One leading academic who has studied why drug companies only publish some of their data on new drugs said in the wake of the findings they should be obliged to provide full details.

Doctor Tim Kendall, deputy director of Britain’s Royal College of Psychiatrists research unit, said the study was “fantastically important.”

“I think it’s too dangerous to allow drug companies — where profit is a key factor — to be able to withhold data which shows that a drug is ineffective or harmful,” he said.

Alison Cobb, of British mental health charity Mind, hailed the findings as “a serious challenge to the predominance of drugs in treating depression.”

“Anti-depressants do help many people but by no means all and some people experience severe side-effects with them,” she said.

“Nine out of 10 GPs (general practitioners) say they’ve been forced to dish out drugs because they don’t have proper access to ‘talking treatments’ such as cognitive behavioural therapy, which are recommended as the first-line treatment for mild to moderate depression.”

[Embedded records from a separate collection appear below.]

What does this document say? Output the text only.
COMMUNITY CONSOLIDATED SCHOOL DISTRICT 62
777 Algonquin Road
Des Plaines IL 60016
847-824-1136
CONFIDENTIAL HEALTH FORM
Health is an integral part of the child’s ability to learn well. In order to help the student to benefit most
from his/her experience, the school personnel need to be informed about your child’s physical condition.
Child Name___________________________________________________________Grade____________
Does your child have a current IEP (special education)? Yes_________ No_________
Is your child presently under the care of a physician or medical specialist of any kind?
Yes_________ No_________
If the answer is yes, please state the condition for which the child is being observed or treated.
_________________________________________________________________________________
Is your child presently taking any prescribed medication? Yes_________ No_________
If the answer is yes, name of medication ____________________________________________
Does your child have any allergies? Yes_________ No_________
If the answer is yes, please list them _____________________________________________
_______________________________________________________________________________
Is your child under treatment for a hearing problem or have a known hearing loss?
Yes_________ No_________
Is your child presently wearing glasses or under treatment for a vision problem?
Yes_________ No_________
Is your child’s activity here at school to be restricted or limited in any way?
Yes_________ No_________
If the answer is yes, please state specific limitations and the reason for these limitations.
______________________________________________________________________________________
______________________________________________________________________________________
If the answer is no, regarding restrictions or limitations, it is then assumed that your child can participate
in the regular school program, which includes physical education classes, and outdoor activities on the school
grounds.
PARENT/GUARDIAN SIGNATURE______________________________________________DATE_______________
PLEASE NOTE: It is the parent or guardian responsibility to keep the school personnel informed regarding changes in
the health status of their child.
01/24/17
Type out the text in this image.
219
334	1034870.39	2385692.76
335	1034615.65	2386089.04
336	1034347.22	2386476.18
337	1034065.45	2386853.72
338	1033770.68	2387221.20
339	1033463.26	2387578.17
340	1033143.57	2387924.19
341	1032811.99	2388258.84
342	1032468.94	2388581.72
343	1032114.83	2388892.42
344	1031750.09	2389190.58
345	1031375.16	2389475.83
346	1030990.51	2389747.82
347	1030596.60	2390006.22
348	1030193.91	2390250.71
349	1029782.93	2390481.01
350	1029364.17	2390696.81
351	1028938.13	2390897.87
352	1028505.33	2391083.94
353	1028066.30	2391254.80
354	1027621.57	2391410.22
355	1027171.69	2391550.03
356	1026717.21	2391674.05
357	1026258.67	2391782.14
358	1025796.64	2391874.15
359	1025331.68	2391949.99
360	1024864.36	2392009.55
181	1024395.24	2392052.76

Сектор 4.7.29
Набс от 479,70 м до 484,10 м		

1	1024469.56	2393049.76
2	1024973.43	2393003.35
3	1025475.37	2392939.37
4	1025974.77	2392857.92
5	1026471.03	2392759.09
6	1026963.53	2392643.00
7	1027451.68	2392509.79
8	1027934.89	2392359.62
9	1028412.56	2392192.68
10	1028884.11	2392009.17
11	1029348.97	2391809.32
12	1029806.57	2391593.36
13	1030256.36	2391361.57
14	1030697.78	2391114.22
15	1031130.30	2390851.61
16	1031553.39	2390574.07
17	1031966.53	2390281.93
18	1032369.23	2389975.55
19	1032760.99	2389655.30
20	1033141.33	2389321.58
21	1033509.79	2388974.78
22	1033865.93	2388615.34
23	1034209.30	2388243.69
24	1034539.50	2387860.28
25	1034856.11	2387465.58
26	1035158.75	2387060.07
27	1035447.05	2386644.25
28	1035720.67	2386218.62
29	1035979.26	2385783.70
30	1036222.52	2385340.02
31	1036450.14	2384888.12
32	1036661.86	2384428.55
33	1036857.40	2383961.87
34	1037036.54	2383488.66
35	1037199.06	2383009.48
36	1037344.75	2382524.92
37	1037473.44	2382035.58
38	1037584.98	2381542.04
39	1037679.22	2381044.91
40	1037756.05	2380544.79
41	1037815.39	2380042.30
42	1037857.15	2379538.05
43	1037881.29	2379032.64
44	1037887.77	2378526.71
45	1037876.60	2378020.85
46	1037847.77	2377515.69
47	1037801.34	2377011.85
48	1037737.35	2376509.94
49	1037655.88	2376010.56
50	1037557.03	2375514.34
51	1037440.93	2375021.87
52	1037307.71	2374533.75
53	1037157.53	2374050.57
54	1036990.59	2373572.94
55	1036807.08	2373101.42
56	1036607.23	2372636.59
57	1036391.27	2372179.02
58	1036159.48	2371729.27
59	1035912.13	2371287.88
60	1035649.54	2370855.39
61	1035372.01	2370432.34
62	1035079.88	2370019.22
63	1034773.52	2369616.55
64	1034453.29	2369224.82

Another mental health charity, Sane, warned the findings “could remove what has been seen as a vital choice for thousands,” adding people should not stop taking their drugs immediately.

As the study was published, the British government published details of a 170-million-pound (225-million-euro, 335-million dollar) programme to improve access to counselling and therapy for people with depression.

Officials say this should see 900,000 more people receiving such treatments over the next three years.